Steff shrugged. “Names are often kept secret in these times. But the way in which he managed your escape from the Seekers—well, that sounds like the man I have been hearing about. They say he would dare anything where the Federation is concerned.”

“He was certainly bold enough that night,” Par agreed, smiling.

They talked a bit longer of the stranger, the outlaw bands in both Southland and Eastland, and the way in which the Four Lands festered like an open sore under Federation rule. They never did get back to the subject of Walker Boh, but Par was content with where they had left it. He had his mind made up where his uncle was concerned. It did not matter how frightening Walker Boh appeared to others, to Steff or anyone else; he would remain for Par the same man he had been when the Valeman was a boy until something happened to change his mind—and he had a curious feeling that nothing would.

Their talk dwindled finally, interrupted by frequent yawns and distracted looks, and one by one they began to roll into their blankets. Par offered to build the fire up one final time before they went to sleep and walked to the edge of the trees in search of deadwood. He was in the process of gathering some pieces of an old cedar that had been blown down by the winds last winter when he suddenly found himself face to face with Teel. She seemed to materialize right in front of him, her masked face intent, her eyes quite steady as she looked at him.

“Can you make the magic for me?” she asked quietly.

Par stared. He had never heard her speak, not once, not a single time since he had encountered her that first night in Granny Elise’s kitchen. As far as he had been able to determine, she couldn’t.
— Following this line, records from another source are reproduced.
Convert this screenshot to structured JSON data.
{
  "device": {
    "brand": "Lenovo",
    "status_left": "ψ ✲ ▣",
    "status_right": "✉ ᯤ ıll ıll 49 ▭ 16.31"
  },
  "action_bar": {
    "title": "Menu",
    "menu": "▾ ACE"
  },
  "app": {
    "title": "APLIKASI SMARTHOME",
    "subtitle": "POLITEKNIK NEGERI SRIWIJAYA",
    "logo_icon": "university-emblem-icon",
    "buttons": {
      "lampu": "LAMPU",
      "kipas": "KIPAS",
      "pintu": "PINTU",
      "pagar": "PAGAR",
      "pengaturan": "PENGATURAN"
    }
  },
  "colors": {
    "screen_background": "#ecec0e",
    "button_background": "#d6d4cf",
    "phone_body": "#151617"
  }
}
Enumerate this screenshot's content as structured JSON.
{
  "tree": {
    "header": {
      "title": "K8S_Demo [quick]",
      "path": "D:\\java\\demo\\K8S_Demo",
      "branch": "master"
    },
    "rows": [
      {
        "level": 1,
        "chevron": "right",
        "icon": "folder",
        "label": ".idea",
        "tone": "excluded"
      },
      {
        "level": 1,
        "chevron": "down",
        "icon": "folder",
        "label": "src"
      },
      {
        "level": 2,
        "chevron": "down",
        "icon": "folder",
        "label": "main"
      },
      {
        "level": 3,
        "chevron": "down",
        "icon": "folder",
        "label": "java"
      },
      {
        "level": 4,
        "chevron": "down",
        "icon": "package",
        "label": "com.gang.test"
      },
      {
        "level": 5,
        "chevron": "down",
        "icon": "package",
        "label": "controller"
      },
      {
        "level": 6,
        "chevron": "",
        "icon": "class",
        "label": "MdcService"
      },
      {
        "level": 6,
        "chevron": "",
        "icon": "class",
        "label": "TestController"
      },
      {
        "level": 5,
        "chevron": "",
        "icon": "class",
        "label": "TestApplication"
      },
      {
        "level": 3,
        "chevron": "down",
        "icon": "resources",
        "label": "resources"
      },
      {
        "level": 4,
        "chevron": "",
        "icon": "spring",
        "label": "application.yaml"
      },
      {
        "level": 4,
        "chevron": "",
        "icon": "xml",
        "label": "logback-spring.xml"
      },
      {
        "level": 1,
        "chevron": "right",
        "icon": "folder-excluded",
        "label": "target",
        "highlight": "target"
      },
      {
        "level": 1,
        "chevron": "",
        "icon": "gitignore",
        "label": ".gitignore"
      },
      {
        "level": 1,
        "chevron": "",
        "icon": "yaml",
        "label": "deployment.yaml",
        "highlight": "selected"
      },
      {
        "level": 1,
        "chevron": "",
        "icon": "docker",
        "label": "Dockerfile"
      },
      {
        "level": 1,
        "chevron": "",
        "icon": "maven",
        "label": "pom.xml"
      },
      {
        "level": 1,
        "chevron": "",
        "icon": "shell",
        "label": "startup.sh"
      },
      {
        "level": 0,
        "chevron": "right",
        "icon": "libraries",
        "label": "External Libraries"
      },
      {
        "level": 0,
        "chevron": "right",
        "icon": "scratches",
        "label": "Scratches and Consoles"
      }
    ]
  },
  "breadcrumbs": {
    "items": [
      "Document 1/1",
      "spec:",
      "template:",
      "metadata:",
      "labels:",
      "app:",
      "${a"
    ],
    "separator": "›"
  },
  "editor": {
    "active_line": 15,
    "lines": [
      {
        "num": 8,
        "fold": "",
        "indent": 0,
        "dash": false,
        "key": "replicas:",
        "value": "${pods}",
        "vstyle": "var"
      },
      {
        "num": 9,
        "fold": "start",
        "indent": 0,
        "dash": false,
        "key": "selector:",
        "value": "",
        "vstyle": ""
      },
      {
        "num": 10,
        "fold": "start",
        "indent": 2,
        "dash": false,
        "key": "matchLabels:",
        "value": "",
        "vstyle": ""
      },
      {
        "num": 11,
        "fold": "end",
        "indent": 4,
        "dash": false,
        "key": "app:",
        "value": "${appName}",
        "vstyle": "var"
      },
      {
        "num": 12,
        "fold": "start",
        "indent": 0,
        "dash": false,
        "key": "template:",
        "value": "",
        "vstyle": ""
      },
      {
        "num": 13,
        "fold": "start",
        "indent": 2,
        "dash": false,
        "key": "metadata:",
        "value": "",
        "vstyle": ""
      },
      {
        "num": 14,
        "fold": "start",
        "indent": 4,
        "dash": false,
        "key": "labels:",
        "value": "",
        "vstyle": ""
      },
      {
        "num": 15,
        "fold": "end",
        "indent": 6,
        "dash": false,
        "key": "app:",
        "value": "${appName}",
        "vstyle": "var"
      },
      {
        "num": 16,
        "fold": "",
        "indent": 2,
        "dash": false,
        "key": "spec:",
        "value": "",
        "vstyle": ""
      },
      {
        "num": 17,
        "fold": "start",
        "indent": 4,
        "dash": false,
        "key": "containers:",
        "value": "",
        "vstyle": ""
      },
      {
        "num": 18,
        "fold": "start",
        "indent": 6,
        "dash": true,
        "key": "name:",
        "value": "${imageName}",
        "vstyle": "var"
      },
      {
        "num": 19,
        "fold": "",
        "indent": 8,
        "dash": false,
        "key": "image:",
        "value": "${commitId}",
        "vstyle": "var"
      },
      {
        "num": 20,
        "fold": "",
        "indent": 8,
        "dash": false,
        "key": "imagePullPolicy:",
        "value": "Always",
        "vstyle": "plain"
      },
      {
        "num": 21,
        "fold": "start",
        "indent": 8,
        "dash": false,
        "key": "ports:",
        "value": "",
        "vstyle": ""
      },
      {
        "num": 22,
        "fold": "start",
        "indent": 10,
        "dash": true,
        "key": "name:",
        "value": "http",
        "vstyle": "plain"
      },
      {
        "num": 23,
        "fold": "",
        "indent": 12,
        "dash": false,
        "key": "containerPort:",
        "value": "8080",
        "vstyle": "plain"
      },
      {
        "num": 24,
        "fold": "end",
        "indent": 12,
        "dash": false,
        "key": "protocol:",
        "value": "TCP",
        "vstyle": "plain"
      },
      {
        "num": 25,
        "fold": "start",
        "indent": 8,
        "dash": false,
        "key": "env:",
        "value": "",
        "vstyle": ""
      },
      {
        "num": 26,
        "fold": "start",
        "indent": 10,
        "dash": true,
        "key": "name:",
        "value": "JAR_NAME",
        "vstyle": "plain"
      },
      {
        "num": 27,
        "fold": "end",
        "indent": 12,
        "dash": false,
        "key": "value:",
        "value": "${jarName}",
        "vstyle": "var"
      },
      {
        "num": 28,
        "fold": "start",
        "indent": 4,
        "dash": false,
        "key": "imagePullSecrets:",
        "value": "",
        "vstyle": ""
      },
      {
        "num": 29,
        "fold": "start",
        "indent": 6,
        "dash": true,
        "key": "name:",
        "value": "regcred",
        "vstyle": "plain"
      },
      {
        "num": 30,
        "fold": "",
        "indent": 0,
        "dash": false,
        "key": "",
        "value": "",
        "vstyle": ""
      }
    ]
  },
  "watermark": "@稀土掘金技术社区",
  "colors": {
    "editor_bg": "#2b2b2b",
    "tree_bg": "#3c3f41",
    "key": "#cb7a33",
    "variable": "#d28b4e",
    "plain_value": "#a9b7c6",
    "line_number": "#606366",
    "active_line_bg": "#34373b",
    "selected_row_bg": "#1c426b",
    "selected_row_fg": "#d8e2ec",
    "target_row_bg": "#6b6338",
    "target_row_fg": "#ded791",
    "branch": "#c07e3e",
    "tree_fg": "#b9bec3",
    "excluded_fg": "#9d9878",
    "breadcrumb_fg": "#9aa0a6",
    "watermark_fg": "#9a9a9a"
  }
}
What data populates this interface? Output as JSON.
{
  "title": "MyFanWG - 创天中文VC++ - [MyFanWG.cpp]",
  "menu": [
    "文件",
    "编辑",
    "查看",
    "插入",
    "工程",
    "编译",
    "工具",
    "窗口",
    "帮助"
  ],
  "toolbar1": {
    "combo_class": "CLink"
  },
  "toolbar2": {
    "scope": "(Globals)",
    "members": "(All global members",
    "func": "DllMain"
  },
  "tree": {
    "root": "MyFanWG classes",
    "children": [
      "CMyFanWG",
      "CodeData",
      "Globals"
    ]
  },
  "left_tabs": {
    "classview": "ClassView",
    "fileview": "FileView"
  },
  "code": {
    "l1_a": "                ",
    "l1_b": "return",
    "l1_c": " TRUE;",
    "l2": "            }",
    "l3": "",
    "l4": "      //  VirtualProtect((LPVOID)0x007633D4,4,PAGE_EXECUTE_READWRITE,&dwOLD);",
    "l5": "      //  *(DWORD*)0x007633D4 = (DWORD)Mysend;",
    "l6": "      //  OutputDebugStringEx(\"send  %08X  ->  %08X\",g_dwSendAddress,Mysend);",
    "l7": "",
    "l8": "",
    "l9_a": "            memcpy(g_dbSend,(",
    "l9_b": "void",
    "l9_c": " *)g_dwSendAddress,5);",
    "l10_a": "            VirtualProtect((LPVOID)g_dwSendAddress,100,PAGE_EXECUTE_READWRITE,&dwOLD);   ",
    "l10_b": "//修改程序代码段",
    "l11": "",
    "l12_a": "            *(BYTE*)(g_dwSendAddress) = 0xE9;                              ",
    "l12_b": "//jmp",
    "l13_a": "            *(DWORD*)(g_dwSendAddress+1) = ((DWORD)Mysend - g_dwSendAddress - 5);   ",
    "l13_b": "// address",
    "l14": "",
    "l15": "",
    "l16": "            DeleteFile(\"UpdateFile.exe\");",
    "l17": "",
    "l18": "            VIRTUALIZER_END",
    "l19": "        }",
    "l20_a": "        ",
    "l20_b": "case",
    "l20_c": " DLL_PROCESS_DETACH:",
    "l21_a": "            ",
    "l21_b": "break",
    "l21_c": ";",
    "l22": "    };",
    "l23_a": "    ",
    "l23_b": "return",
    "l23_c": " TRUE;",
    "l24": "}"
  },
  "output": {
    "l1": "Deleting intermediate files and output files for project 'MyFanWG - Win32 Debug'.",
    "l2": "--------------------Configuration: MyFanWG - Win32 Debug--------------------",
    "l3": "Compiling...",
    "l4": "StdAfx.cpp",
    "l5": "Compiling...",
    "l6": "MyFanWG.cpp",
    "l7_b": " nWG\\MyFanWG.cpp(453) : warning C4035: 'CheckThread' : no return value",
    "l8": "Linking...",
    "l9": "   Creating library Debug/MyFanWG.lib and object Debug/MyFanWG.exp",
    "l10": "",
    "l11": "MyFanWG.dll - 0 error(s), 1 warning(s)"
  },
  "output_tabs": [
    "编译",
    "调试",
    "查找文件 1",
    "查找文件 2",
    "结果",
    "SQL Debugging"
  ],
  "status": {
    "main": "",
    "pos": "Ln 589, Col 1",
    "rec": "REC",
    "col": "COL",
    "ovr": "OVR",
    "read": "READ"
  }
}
She had traveled with them as if she were Steff’s faithful dog, obedient to him, watchful of them, unquestioning and aloof. She had sat there all evening listening and not speaking, keeping what she knew and what she thought carefully to herself. Now, this.

“Can you make the images?” she pressed. Her voice was low and rough. “Just one or two, so I can see them? I would like it very much if you could.”

He saw her eyes then, where he hadn’t seen them before. They were a curious azure, the way the sky had been that day so high up in the mountains, clear and depthless. He was startled by how bright they were, and he remembered suddenly that her hair was a honey color beneath the covering hood, behind the concealing mask. She had seemed rather unpleasant before in the way in which she chose to distance herself from them, but now, standing here amid the silence and shadows, she just seemed small.